EBM
A medicina baseou-se sempre na melhor evidência possível até aparecer a Medicina Baseada na Evidência (EBM).
A EBM foi apresentada aos médicos (1996) e leigos como um novo paradigma científico, como uma nova abordagem ao método de estabelecer diagnósticos, prognósticos e terapêutica. Na sua essência a EBM assenta em estudos clínicos randomizados (RCT’s) que comparam, de modo duplamente cego, o resultado de intervenções médicas num grupo-alvo com um grupo de controle.
Os promotores proclamaram a superioridade da EBM face à medicina baseada na fisiopatologia e na experiência clínica e alcançaram um sucesso notável de divulgação. Tão notável que o número de publicações médicas que reclamam a sua fidelidade à EBM explodiu nos últimos 20 anos.
Em artigos que tenho vindo a publicar desde 1998, tenho alertado para que a EBM não é um novo paradigma científico, nem profissional, e que a desvalorização dos conhecimentos fisiopatológicos e da experiência clínica é um erro crasso. Os RCT’s são úteis mas não constituem os alicerces da medicina.
Propus mesmo o seguinte princípio: “O resultado de RCT’s contrários aos conhecimentos fisiopatológicos não devem ser admitidos como evidência suficiente para elaborar normas clínicas”.
O doente que se apresenta numa consulta raramente se enquadra nos critérios dos RCT’s, que procuram estudar varáveis isoladas. O mais frequente é terem múltiplos problemas e necessitar de uma abordagem personalizada, que também deve ter em conta o resultado de estudos empíricos.
A natureza dos conhecimentos fisiopatológicos deriva de uma abordagem experimental e não empírica. O método experimental está subordinado à observação, interpretação e dedução, enquanto o método empírico recorre à indução. O primeiro é característico das ciência exatas e o segundo das ciências sociais.
A medicina não é uma ciência, é uma profissão. Contudo, tem as suas fundações nas ciências exatas e, definitivamente, não é uma ciência social. A EBM deve ser integrada com prudência.

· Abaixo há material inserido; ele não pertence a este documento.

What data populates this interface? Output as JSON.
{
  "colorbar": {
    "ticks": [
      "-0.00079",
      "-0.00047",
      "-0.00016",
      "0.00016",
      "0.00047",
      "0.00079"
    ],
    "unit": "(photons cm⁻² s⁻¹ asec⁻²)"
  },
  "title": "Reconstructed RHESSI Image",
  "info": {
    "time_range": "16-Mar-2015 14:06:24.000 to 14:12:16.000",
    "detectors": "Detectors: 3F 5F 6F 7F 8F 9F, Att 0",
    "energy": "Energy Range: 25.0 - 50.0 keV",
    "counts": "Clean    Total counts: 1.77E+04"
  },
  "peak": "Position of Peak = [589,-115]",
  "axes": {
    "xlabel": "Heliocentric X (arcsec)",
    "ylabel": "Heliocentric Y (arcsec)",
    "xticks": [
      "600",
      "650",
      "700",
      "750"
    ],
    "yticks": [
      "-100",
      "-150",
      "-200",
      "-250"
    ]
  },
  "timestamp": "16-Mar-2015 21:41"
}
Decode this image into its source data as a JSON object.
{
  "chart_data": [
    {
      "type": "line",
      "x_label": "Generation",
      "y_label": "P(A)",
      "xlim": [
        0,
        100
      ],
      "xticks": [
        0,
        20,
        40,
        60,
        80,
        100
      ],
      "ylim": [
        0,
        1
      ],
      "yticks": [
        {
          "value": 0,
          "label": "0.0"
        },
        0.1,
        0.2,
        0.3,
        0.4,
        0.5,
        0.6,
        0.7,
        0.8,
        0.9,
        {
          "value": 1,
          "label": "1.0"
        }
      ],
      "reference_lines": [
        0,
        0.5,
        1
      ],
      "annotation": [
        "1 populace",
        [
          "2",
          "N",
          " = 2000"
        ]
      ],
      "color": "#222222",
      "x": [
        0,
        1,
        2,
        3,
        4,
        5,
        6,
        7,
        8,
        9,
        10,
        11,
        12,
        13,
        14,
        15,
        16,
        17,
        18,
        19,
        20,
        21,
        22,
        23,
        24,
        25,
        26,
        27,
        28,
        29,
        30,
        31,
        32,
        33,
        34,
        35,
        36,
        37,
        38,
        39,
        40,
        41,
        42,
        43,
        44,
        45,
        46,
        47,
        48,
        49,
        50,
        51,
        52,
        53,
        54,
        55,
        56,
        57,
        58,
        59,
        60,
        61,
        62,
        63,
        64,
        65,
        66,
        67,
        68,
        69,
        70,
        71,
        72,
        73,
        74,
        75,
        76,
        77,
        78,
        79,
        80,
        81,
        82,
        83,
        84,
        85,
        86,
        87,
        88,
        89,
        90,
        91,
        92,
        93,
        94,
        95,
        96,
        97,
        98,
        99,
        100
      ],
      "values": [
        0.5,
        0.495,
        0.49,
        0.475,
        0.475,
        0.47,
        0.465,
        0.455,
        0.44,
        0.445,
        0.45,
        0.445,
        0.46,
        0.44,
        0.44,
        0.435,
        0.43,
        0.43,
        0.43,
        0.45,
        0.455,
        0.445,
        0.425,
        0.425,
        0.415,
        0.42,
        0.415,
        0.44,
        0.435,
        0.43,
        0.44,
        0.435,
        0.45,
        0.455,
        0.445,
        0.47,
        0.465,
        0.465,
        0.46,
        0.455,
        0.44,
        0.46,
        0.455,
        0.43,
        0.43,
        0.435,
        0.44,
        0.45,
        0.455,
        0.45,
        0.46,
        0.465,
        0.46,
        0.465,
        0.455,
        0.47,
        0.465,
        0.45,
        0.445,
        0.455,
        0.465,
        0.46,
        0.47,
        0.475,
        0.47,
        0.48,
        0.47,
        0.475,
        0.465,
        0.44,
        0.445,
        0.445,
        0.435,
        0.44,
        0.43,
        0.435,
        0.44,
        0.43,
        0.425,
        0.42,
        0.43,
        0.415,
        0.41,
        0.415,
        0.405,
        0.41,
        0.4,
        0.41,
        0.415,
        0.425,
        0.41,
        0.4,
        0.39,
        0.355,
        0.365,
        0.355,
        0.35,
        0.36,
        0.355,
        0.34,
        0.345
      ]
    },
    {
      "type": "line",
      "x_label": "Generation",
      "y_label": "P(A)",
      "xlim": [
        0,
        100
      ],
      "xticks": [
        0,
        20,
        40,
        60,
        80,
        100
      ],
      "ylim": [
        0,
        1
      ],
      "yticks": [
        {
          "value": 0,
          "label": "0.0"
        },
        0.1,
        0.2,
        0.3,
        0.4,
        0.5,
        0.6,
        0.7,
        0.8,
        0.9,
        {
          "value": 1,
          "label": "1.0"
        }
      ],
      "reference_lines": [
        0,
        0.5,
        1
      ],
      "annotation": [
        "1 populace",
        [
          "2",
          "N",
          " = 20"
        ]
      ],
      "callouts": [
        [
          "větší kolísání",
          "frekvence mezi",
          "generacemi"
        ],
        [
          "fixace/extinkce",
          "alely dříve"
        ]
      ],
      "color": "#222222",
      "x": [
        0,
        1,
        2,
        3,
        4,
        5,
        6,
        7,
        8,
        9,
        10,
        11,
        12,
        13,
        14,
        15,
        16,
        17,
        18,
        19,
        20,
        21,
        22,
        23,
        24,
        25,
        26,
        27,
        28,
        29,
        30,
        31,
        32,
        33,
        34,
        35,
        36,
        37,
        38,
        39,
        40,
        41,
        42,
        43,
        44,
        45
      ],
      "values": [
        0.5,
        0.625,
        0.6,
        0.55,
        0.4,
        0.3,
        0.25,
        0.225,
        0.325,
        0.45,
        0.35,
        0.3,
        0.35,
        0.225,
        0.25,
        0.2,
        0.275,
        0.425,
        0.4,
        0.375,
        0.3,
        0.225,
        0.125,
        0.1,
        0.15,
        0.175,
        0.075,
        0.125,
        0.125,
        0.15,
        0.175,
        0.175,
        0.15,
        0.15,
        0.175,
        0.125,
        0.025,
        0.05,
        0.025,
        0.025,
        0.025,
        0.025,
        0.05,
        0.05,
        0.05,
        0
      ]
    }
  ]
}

A tragédia da Covid deve-se, em certa medida, ao abuso da EBM e à desvalorização da medicina tradicional.
Quando a epidemia se iniciou aceitou-se de que se tratava de um vírus novo, para o qual não tínhamos imunidade. Aceitou-se que desconhecíamos as vias de transmissão e a eficácia das medidas de prevenção. Aceitou-se ainda que não existiam medicamentos que poderiam ser eficazes “off-label” e que era urgente desenvolver uma vacina.
Tudo porque não existiam estudos empíricos para o SARS-CoV-2. A medicina tradicional, porém, conhecia bem os coronavírus, o seu modo de transmissão e as medidas de prevenção e tratamento. Contudo, foi ignorada.
Os médicos que se opuseram à “narrativa da tábua rasa à espera de estudos empíricos” foram ridicularizados. Na ausência de estudos empíricos a medicina tradicional tinha perdido valor.
A medicina tradicional valorizou sempre a EBM, como mais uma ferramenta. A EBM porém desvalorizou a medicina tradicional e, durante a Covid, demonstrou que ignorar 2000 anos de conhecimentos e de experiência médica, para além de hubris, é uma via acelerada para um fiasco monumental.